A right-to-left shunt is a mechanism where blood moves from the right side of the heart to the left without passing through the lungs’ capillaries. Because this shunted blood bypasses gas exchange entirely, supplemental oxygen often provides less benefit compared to a V/Q mismatch. Diffusion impairment occurs when the membrane separating the air sac from the blood vessel thickens, slowing oxygen transfer. Lung scarring (pulmonary fibrosis) is a typical cause, and this problem is often worse during exercise.

Hypoventilation and Low Inspired Oxygen

Alveolar hypoventilation means the total amount of fresh air moving into the lungs is insufficient. This can be caused by conditions that weaken respiratory muscles or depress the brain’s breathing drive, such as drug overdoses, severe neuromuscular diseases, or chest wall abnormalities. Finally, a low partial pressure of inspired oxygen can cause hypoxemia even in a healthy person, such as when ascending to high altitudes where atmospheric pressure is lower.

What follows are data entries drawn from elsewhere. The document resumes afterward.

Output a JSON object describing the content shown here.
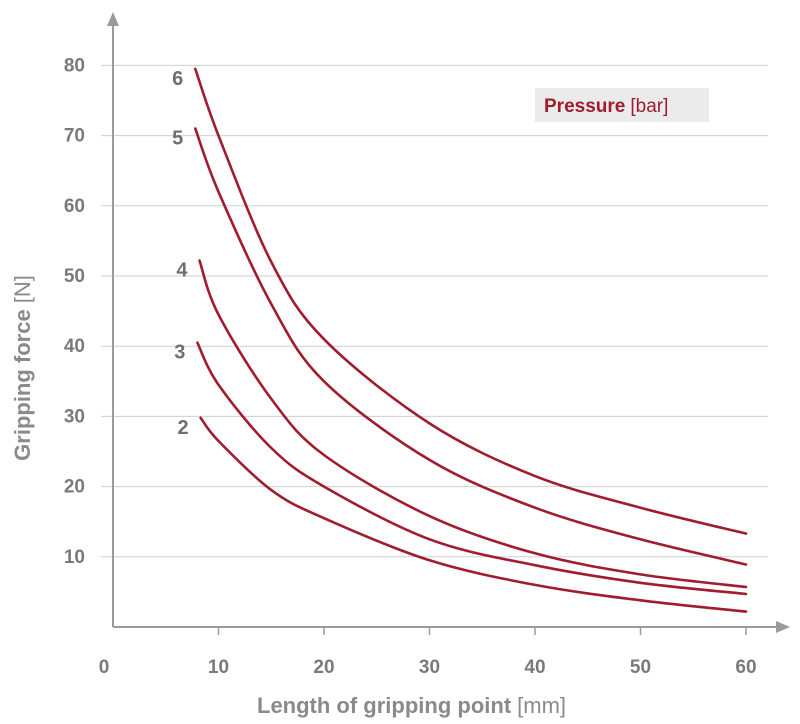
{
  "chart_data": {
    "type": "line",
    "xlabel": "Length of gripping point",
    "xlabel_unit": "[mm]",
    "ylabel": "Gripping force",
    "ylabel_unit": "[N]",
    "xlim": [
      0,
      65
    ],
    "ylim": [
      0,
      85
    ],
    "x_ticks": [
      "0",
      "10",
      "20",
      "30",
      "40",
      "50",
      "60"
    ],
    "y_ticks": [
      "10",
      "20",
      "30",
      "40",
      "50",
      "60",
      "70",
      "80"
    ],
    "grid": "horizontal",
    "legend": {
      "title": "Pressure",
      "unit": "[bar]",
      "placement": "top-right",
      "background": "#ebebeb",
      "color": "#a01c2e"
    },
    "line_color": "#a01c2e",
    "series": [
      {
        "name": "6",
        "x": [
          7.8,
          10,
          15,
          20,
          30,
          40,
          50,
          60
        ],
        "y": [
          79.5,
          70,
          52,
          41,
          29,
          21.5,
          17,
          13.3
        ]
      },
      {
        "name": "5",
        "x": [
          7.8,
          10,
          15,
          20,
          30,
          40,
          50,
          60
        ],
        "y": [
          71,
          62,
          46,
          35,
          23.8,
          17,
          12.5,
          8.9
        ]
      },
      {
        "name": "4",
        "x": [
          8.2,
          10,
          15,
          20,
          30,
          40,
          50,
          60
        ],
        "y": [
          52.2,
          44.5,
          32.5,
          24.5,
          15.8,
          10.5,
          7.5,
          5.7
        ]
      },
      {
        "name": "3",
        "x": [
          8.0,
          10,
          15,
          20,
          30,
          40,
          50,
          60
        ],
        "y": [
          40.5,
          34.5,
          25.5,
          20,
          12.5,
          8.8,
          6.3,
          4.7
        ]
      },
      {
        "name": "2",
        "x": [
          8.3,
          10,
          15,
          20,
          30,
          40,
          50,
          60
        ],
        "y": [
          29.8,
          26.5,
          19.5,
          15.5,
          9.5,
          6,
          3.8,
          2.2
        ]
      }
    ]
  }
}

How Doctors Measure Oxygen Levels

Doctors use two primary methods to determine a patient’s oxygen status. The most common and non-invasive technique is pulse oximetry, which measures the percentage of hemoglobin carrying oxygen, known as oxygen saturation (\(\text{SpO}_2\)). This device clips onto a finger or earlobe and provides a reading within seconds. For a healthy adult, a normal \(\text{SpO}_2\) level typically ranges from 95% to 100%.

The definitive diagnosis is obtained through an Arterial Blood Gas (ABG) analysis, the gold standard for measuring blood oxygen. This invasive test requires drawing a blood sample directly from an artery, usually in the wrist. The ABG measures the partial pressure of oxygen (\(\text{PaO}_2\)), the technical value used to define hypoxemia. A normal \(\text{PaO}_2\) range is 75 to 100 millimeters of mercury (mm Hg); a value below 60 mm Hg constitutes hypoxemia.

Correcting Hypoxemia

The immediate goal of treatment is to quickly raise blood oxygen levels using supplemental oxygen therapy. This increases the concentration of oxygen in the air a patient breathes. For mild hypoxemia, oxygen is delivered through low-flow systems like a nasal cannula. The flow rate is adjusted to maintain a target saturation level, usually between 92% and 98%.

For moderate to severe cases, higher-flow devices are used, such as simple face masks or non-rebreather masks. A non-rebreather mask uses a reservoir bag and one-way valves to ensure the patient inhales a very high percentage of oxygen. If oxygen levels remain low despite using a mask, advanced respiratory support may be necessary. This includes non-invasive ventilation, such as BiPAP, which delivers pressurized air through a fitted mask to keep airways open.

In the most severe instances of respiratory failure, mechanical ventilation may be required, where a machine breathes for the patient through a tube placed in the windpipe. While these acute interventions stabilize the patient, the long-term management of the hypoxemia requires addressing the underlying cause. For example, pneumonia is treated with antibiotics, and a pulmonary embolism is treated with blood thinners.